The growth in cell and gene therapy development will force industry and health technology providers to “get smart” about combining prospective clinical trial data with real-world data sources and addressing the “data quality mismatches” that will inevitably result, said Amy Abernethy, Verily clinical studies platforms president.
Abernethy, the former US Food and Drug Administration principal deputy commissioner under commissioners Scott Gottlieb and Stephen Hahn, said the landscape of cell and gene therapies should be a “siren song” for the importance of collecting real data in real time. Speaking at an 11 September Friends of Cancer Research real-world evidence event, she named several factors to make the case:
- The length of follow-up required for a cell and gene therapy (15 years or more) will require sensors or wearables to collect data in real time.
- The typical child or adolescent receiving cell and gene therapy most likely has a serious disease at a point in life when they need flexibility in tracking outcomes.
- Informed consent will need to be reframed more as a dynamic “partnership” between patient and development that may change over time, given the length of follow-up.
- Cell and gene therapies will “force us in the real data space to do other things that we haven’t thought that much about yet,” like combining manufacturing data with real-world efficacy and safety data, Abernethy said.
During her more than two years at the FDA, Abernethy brought her health information technology experience (at Flatiron Health) into the agency’s slow, but evolving approach on ways to supplement randomized clinical trials with real-world data. While at the agency, she pushed FDA to lead on RWE to make drug developers more comfortable using the data. (Also see “Real-World Evidence Uptake Is “Silver Lining” Of COVID-19 Response, USFDA’s Abernethy Says” – Pink Sheet, 12 Oct, 2020.)
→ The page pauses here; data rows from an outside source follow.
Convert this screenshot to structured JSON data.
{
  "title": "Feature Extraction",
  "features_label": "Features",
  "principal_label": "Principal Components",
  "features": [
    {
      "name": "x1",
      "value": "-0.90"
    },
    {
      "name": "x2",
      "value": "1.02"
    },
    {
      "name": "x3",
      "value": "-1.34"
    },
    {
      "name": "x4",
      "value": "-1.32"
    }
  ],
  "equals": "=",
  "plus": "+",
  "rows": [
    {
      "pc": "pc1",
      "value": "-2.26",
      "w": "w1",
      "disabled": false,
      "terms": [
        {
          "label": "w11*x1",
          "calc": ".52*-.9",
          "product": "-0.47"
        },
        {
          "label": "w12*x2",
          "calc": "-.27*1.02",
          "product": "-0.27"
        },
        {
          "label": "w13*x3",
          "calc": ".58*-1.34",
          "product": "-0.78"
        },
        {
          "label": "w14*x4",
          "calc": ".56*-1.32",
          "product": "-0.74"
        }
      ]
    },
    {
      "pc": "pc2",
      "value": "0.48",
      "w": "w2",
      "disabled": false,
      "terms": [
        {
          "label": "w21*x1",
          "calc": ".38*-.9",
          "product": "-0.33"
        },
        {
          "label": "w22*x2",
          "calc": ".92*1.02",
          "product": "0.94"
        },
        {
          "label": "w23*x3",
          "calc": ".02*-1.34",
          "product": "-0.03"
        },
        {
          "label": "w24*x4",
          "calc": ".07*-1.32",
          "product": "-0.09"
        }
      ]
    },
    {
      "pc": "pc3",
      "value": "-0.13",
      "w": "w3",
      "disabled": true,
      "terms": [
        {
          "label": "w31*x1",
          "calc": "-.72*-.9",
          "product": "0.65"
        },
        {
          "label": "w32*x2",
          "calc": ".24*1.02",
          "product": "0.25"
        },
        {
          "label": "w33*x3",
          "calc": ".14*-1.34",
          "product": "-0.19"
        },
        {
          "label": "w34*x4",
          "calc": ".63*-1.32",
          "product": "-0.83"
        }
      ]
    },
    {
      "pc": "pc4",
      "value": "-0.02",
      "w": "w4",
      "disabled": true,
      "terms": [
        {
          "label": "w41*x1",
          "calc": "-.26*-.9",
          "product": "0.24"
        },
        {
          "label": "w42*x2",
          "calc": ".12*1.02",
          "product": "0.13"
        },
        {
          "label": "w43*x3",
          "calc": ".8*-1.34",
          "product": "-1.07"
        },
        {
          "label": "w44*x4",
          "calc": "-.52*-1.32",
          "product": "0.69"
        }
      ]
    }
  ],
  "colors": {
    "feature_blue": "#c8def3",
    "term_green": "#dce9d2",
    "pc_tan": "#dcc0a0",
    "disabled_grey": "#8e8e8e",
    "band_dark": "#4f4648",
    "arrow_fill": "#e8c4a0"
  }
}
Abernethy has previously pointed to cell and gene therapy development as an opportunity to think differently about data collection in terms of a “parallel conversation” between the FDA and the Centers for Medicare and Medicaid Services on coverage post-approval. (Also see “Moving Beyond Aduhelm: Cell/Gene Therapy May Be ‘Poster Child’ For What Comes Next” – Pink Sheet, 25 Apr, 2022.)
Abernethy said it was time to start thinking about how to take existing, passively collected data like electronic health records and claims data and pair it with prospectively collected real-world data. That “doesn’t mean either one of them is the most appropriate or accurate data set,” she said. “They’re both going to be needed in order to solve these problems.”
“We’ve come a long way” in using real-world data, Abernethy argued: determining which sources can be leveraged and curated, how to use clinical trials to understand natural history, and beginning to simulate real-world control arms and “asking questions about what endpoints can we derive from many of these data sources.”
First, the technology must be available to link data sets in a longitudinal context to track events over time, she said.
“We also need the capabilities that allow us to deal with voluminous data,” which is where recent advances in artificial intelligence could help, Abernethy said. “The ability to leverage computation at scale in the cloud and collaborative research environments that are different” will be needed.
Another key consideration is the need for greater transparency in how real world data is used, which will require rethinking privacy and security considerations, as well as reframing informed consent into a “partnership” that can change over time, Abernethy said.
“There is an important aspect of consent in the new story of real-world data that we’re going to see more and more, because by definition, prospective data collection is going to be required as we move this real-world evidence story forward,” she said. “This is the moment to partner and give the person agency about what happens with their information and how you interact with them across time.”
Granting permissions in a real-world data environment will require a more “dynamic” partnership that can change throughout a relationship with a patient. They should be able to “pull back” their consent if their data was not used in the way they intended, as well as have the opportunity to say “yes” and move forward, Abernethy said.